Japan-Tag Sehen und gesehen werden in der japanischen Comicwelt

Düsseldorf · An den bunten Kostümen arbeiten Cosplay-Fans teils über Monate. Sie nutzen die Großveranstaltung als Laufsteg und Treff. Neu: Gratis-Umarmungen.

 Tabea Reppekus schwebte als „Wolkendrache“ über die Rheinpromenade. Ein hellblauer Hingucker.

Tabea Reppekus schwebte als „Wolkendrache“ über die Rheinpromenade. Ein hellblauer Hingucker.

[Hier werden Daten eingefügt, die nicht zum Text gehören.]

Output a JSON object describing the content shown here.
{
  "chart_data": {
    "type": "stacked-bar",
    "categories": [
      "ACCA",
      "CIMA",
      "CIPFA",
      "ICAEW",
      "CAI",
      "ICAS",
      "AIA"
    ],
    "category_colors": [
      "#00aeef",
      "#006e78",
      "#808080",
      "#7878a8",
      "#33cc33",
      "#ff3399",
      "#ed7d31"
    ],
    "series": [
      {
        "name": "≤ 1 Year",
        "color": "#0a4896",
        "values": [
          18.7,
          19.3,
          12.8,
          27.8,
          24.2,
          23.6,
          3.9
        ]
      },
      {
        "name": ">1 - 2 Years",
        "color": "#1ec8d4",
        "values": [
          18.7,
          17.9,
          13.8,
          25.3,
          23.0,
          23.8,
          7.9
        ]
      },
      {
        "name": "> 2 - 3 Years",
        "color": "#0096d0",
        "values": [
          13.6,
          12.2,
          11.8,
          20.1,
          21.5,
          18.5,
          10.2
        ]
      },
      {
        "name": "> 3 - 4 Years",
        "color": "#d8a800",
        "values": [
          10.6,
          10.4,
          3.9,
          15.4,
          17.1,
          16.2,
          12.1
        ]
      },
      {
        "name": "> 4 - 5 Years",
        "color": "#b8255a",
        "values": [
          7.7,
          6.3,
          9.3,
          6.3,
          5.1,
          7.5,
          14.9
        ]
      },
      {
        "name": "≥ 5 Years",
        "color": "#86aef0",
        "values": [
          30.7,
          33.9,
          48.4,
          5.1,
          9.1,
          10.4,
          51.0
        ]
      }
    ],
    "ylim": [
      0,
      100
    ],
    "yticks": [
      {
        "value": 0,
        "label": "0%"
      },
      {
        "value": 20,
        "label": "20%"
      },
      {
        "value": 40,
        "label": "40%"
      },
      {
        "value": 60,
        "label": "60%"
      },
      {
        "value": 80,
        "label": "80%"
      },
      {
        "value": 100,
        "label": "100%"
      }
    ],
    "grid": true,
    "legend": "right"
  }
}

Foto: Michaelis, Judith (JM)

Japantag ist auch Cosplay-Tag, also der Tag, in Animé-Rollen zu schlüpfen. Fans der Comics und Videospiele bereiten sich teils monatelang darauf vor, zeichnen, nähen, kleben, schweißen, schrauben an Kostümen, Perücken, Requisiten. Fantasie und geschickte Hände, oft auch die Hilfe von Freunden, sind nötig, bis eine Figur bereit ist für den großen Tag in Düsseldorf. Sich mit Gleichgesinnten zu treffen, seine Kreationen zu zeigen und die der anderen genießen, das zählt für die Szene. Immer mehr junge Leute lassen sich davon begeistern und reisen aus ganz Deutschland und umliegenden Ländern nach Düsseldorf.

„Es geht darum, auch mal zu zeigen, was man über Wochen und Monate so macht“, sagt Tabea Reppekus. Sie hatte Lust, ihre eigene Figur zu kreieren: ein Wolkendrache. Merkmale, die ihr gefallen und die mit ihr selbst zu tun haben, hat sie darin verwirklicht – beispielsweise Freiheitsliebe, für die das Fantasietier steht. Bei den Flügeln, die hoch über sie hinwegragen, haben ihr Freunde und Brüder geholfen. Holz, Scharniere, Baumwolle, Leim und Farbe sind darin unter anderem verarbeitet, viele Abende Arbeit mit ihrer Gruppe stecken darin.

Anna Brudermanns stellt eine Animé-Variante von Alice dar. Vom Kleid bis zur schwarzen Perücke hat sie alles selbst hergestellt. Mit ihren Freundinnen liebt sie es, am Japantag Fans aus der Szene zu treffen. „Mit japanischer Tradition hat das zwar nichts mehr zu tun – aber es ist unsere eigene Kultur, eine Internetkultur“, sagt Eva Brudermanns, die eine Art mittelalterlicher Punk darstellt.

 Auch diese junge Frau warb um kostenlose Umarmungen.

Auch diese junge Frau warb um kostenlose Umarmungen.

Foto: Michaelis, Judith (JM)

Denn im Netz entstehen die meisten Geschichten, in Blogs und in Videospielen, in Foren finden Neulinge jede Menge Tipps und Tricks für die aufwendigen Kostüme. Manche schaffen es, auch Freunde zu Hause zu begeistern, gehen dem Hobby gemeinsam nach. Einige sind auf Veranstaltungen angewiesen. Sich am Japantag dann auch mal in „echt“, und das ohne Eintritt mit einer so großen Menge an Gleichgesinnten austauschen zu können, das genießen die jungen Leute. Rund um den Landtag und an der Brücke treffen sich besonders viele Fans, darunter nicht wenige mit Schildern um den Hals, auf denen sie mit „Free Hugs“ werben, also mit kostenlosen Umarmungen. Die Aktion hat mit Japan nichts zu tun, hat sich aber in der Cosplay-Szene etabliert und gehört mittlerweile als Ritual der Szene am Japantag dazu. Die Fans legen Wert auf eine offene, herzliche Atmosphäre, auf Nähe. Wer Lust hat, kann sich daher stundenlang solche Umarmungen holen, an einer Menschenkette entlang und von jeder beliebigen Animé-Figur. Hunderte sind dabei.

„Normalerweise bin ich eher auf Abstand zu Leuten, die ich nicht kenne, aber hier passt das total für mich mit der offenen, freundlichen Atmosphäre“, sagt eine verkleidete Frau. Schließlich kann man sich aussuchen, wen man umarmt, welche Figur einem sympathisch ist. Am nächsten Tag ist noch Zeit genug, die Animé-Welt wieder zu verlassen.